Now that the PS5 Pro has been revealed, we know a little bit about the hardware that will be powering it. Sony hasn’t come out and revealed exactly what generation of graphics it's going to be using, so for all we know, it’s still using the RDNA 2 architecture found in the original PS5. After all, if it was using a newer architecture, the ‘47% increase’ in compute units would mean an absolutely monumental lift in performance if it was running on the yet-to-be-revealed RDNA 4 architecture that AMD’s next graphics cards will be based on.
Yet, there is bespoke hardware in the PS5 Pro, allowing it to use PSSR (PlayStation Spectral Super Resolution), an AI upscaling engine that sounds an awful lot like Nvidia’s DLSS (Deep Learning Super Sampling). AMD has yet to update FSR (FidelityFX Super Resolution) to use the machine learning hardware built into RDNA 3 graphics cards, but that could very well change when the Radeon RX 8000-series is revealed – whenever that will be. PSSR is Sony and AMD’s solution for AI upscaling for the PS5 Pro – and likely the PS6 if it’s successful.

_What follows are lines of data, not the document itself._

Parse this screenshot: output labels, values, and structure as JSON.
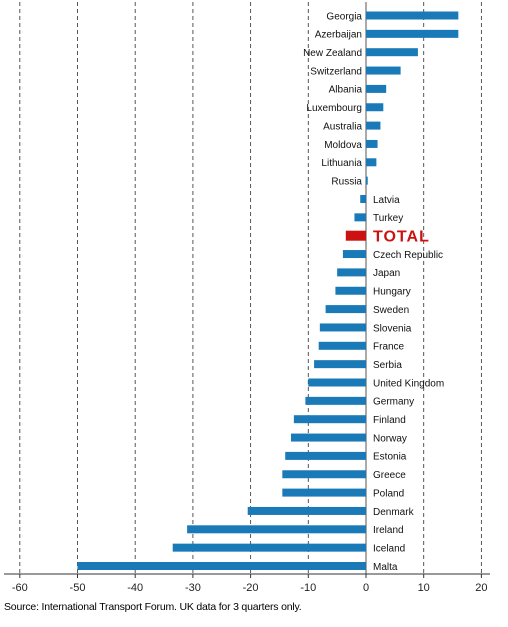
{
  "chart_data": {
    "type": "bar",
    "orientation": "horizontal",
    "title": "",
    "xlabel": "",
    "ylabel": "",
    "xlim": [
      -62,
      22
    ],
    "xticks": [
      -60,
      -50,
      -40,
      -30,
      -20,
      -10,
      0,
      10,
      20
    ],
    "grid": "vertical-dashed",
    "bar_color": "#1a7ab8",
    "highlight_color": "#cc1111",
    "categories": [
      "Georgia",
      "Azerbaijan",
      "New Zealand",
      "Switzerland",
      "Albania",
      "Luxembourg",
      "Australia",
      "Moldova",
      "Lithuania",
      "Russia",
      "Latvia",
      "Turkey",
      "TOTAL",
      "Czech Republic",
      "Japan",
      "Hungary",
      "Sweden",
      "Slovenia",
      "France",
      "Serbia",
      "United Kingdom",
      "Germany",
      "Finland",
      "Norway",
      "Estonia",
      "Greece",
      "Poland",
      "Denmark",
      "Ireland",
      "Iceland",
      "Malta"
    ],
    "values": [
      16,
      16,
      9,
      6,
      3.5,
      3,
      2.5,
      2,
      1.8,
      0.3,
      -1,
      -2,
      -3.5,
      -4,
      -5,
      -5.3,
      -7,
      -8,
      -8.2,
      -9,
      -10,
      -10.5,
      -12.5,
      -13,
      -14,
      -14.5,
      -14.5,
      -20.5,
      -31,
      -33.5,
      -50
    ],
    "highlight": "TOTAL"
  },
  "source": "Source: International Transport Forum. UK data for 3 quarters only."
}
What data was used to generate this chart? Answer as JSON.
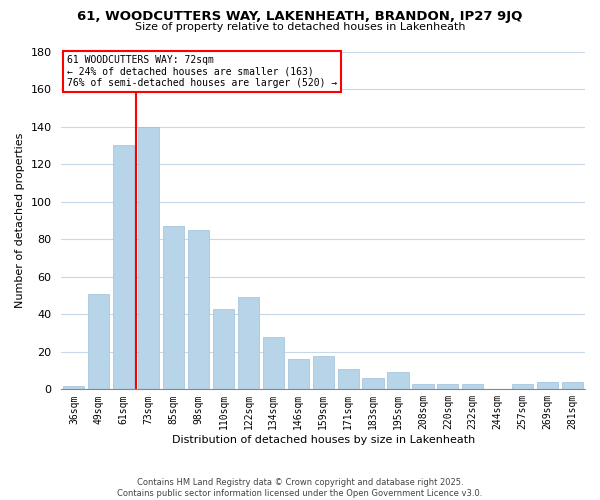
{
  "title": "61, WOODCUTTERS WAY, LAKENHEATH, BRANDON, IP27 9JQ",
  "subtitle": "Size of property relative to detached houses in Lakenheath",
  "xlabel": "Distribution of detached houses by size in Lakenheath",
  "ylabel": "Number of detached properties",
  "categories": [
    "36sqm",
    "49sqm",
    "61sqm",
    "73sqm",
    "85sqm",
    "98sqm",
    "110sqm",
    "122sqm",
    "134sqm",
    "146sqm",
    "159sqm",
    "171sqm",
    "183sqm",
    "195sqm",
    "208sqm",
    "220sqm",
    "232sqm",
    "244sqm",
    "257sqm",
    "269sqm",
    "281sqm"
  ],
  "values": [
    2,
    51,
    130,
    140,
    87,
    85,
    43,
    49,
    28,
    16,
    18,
    11,
    6,
    9,
    3,
    3,
    3,
    0,
    3,
    4,
    4
  ],
  "bar_color": "#b8d4e8",
  "bar_edge_color": "#a0bfd8",
  "redline_index": 3,
  "redline_label": "61 WOODCUTTERS WAY: 72sqm",
  "annotation_line1": "← 24% of detached houses are smaller (163)",
  "annotation_line2": "76% of semi-detached houses are larger (520) →",
  "ylim": [
    0,
    180
  ],
  "yticks": [
    0,
    20,
    40,
    60,
    80,
    100,
    120,
    140,
    160,
    180
  ],
  "bg_color": "#ffffff",
  "grid_color": "#c8d8e8",
  "footer1": "Contains HM Land Registry data © Crown copyright and database right 2025.",
  "footer2": "Contains public sector information licensed under the Open Government Licence v3.0."
}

Beyond the fact that it uses machine learning tech to upscale games better than the traditional checkerboard rendering pioneered by the PS4 Pro , Sony hasn’t revealed much. Luckily, we can speculate based on existing AI upscaling tech, namely DLSS. DLSS, or Deep Learning Super Sampling, is the upscaling tech for Nvidia’s last few generations of GPUs – dating back to the RTX 2080 in 201.